If you’re storing your telemetry data in an S3 bucket, you can simply choose to locate it in a greener region. Climatiq has put together a helpful heatmap ranking the carbon intensity of AWS, GCP and Azure data centre regions to help you to decide.

Reducing the amount of telemetry data consumed

The volume of telemetry data you’re generating can grow rapidly. OpenTelemetry provides a flexible, open standard for collecting that data. It’s easy to add rules to your processor to control the data flow at the start of the pipeline.

Intentionally filter, sample or parse logs to reduce noise from logs that might not add much value and cut energy costs. In your OpenTelemetry collector, you can use the filterprocessor.

In this demo, any logs generated by the “load-generator” service are ignored before they are sent to your observability platform.

This section is added under the processors section in your values.yaml file:

filter/ottl:
 error_mode: ignore
 logs:
   log_record:
     - 'attributes["otelServiceName"] == "load-generator"'

  

Make sure the rule is applied by adding the processor into the service section under pipelines then logs; the filter/ottl processor.

logs:
  processors: [filter/ottl, memory_limiter, resourcedetection, resource, batch]
  exporters: [debug, coralogix]

  

Some other actions to reduce telemetry data are:

  • Implementing open telemetry tail sampling to ensure you’re only getting relevant data and not bloating observability platform with data that isn’t useful like a whole lot of successful logs.
  • Setting up parsing rules to simplify complex json when you don’t need all that information.
  • Reducing cardinality or unique series per metric for less important information.

Directing data to the right type of storage

It’s easy to say “store less data”, but in practice you often will need to retain certain logs, metrics, and traces for regulatory reasons like auditing and compliance. A greener approach here is to pre-determine where different types of data should be stored and what the lifecycle policy on that type of data is.

With Coralogix, you can set up policies for different types of data and route them into different storage tiers. For example, keeping frequently searched data indexed and searchable, while sending the bulk of your data to a monitoring tier that can be easily queried while not needing to be indexed or a compliance tier in archive storage – saving a lot of energy demands. The Total Cost of Ownership optimiser also shows you the predicted reduction in units compared to your baseline.

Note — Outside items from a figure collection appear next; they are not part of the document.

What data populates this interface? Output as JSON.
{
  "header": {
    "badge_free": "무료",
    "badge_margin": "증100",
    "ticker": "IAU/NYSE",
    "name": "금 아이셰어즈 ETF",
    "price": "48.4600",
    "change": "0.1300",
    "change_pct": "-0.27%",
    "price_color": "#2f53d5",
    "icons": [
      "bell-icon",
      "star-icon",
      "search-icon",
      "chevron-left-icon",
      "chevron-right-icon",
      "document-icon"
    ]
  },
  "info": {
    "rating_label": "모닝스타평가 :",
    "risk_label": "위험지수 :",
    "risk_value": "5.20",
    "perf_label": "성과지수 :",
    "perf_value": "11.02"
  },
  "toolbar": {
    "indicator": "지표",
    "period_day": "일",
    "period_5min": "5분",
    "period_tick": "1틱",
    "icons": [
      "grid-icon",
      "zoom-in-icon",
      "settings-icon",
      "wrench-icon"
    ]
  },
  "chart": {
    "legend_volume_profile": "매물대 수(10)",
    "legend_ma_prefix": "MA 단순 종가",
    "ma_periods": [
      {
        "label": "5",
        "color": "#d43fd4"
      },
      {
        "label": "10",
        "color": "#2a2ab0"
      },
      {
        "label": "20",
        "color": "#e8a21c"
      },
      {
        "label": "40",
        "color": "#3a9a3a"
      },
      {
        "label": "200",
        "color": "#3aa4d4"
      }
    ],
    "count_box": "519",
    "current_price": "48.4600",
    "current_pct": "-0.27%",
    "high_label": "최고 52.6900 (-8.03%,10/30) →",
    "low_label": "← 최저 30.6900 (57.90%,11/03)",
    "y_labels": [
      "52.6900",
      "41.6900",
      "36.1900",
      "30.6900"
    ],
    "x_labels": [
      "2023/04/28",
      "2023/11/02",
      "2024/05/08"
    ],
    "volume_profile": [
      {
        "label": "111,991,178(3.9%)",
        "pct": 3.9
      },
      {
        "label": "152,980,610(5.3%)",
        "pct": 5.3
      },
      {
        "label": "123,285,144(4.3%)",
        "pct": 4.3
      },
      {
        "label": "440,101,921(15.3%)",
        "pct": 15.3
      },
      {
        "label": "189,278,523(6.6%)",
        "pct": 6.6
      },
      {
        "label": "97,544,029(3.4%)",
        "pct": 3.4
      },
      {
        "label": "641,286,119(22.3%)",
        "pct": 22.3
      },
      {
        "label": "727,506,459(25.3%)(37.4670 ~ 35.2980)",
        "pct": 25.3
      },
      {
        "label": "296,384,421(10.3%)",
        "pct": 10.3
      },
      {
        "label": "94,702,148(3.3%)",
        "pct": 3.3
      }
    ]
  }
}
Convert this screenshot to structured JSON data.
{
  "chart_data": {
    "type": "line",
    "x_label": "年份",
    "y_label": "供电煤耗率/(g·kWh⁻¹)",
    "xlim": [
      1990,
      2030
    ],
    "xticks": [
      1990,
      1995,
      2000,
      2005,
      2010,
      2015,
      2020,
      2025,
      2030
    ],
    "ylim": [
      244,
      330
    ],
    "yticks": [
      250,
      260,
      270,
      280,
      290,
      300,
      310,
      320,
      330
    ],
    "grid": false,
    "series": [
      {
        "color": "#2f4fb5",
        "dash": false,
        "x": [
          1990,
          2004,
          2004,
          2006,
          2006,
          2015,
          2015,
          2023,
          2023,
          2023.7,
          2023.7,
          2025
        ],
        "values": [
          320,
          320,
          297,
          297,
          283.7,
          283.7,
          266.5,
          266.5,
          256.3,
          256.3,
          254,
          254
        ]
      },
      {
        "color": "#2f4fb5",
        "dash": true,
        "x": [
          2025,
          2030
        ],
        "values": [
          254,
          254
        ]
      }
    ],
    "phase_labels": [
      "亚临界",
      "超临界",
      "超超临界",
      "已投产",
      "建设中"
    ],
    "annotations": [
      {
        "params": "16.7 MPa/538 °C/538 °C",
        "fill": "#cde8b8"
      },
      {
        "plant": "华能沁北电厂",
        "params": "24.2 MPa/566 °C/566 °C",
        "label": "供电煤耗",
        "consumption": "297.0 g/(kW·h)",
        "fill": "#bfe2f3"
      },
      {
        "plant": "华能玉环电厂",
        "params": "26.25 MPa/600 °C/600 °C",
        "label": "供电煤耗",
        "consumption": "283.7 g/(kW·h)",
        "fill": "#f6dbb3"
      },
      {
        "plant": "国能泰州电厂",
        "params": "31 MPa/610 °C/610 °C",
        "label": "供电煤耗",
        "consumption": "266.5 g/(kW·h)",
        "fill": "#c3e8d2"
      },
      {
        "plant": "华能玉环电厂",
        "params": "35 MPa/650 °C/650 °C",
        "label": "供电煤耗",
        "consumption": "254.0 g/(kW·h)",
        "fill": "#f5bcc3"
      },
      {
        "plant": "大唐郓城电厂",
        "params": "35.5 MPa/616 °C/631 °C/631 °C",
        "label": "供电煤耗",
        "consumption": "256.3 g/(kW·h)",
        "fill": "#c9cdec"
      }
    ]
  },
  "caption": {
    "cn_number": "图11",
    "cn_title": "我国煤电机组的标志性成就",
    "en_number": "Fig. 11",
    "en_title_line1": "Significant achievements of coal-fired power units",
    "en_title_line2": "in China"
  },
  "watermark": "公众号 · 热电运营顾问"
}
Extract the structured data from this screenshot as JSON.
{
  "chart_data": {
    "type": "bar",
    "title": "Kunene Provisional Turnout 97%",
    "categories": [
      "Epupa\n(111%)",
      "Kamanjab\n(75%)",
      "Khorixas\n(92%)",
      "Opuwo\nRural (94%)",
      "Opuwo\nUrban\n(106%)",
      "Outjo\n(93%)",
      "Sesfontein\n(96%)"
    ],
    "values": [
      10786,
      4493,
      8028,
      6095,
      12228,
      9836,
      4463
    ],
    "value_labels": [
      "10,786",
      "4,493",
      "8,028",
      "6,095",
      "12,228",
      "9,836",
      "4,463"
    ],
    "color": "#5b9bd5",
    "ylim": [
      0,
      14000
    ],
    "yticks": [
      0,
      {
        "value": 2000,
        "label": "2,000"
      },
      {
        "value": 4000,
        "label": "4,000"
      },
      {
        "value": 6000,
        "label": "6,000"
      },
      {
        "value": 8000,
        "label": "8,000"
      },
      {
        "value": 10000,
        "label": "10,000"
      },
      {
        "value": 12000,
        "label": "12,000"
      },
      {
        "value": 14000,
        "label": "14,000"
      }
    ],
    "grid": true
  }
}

Setting a rule depending on a filter :

Different types of data can have different data retention policies too – instead of setting a longer default period for everything.

These strategies balance visibility with efficiency, reducing both cost and energy use.

Architecting OpenTelemetry for efficiency

OpenTelemetry collectors on Kubernetes are commonly set up using either DaemonSet or SideCar patterns. Research comparing different OpenTelemetry Collector architectures found that DaemonSet deployments consistently used fewer resources than sidecars, reducing CPU and memory overhead across the cluster.

Observability is a key part of your technology stack, so it’s important to think about how it contributes to the overall carbon footprint of your software. Being intentional with how you set up your pipelines means you can set and forget it, while the small choices add up to a larger impact over time.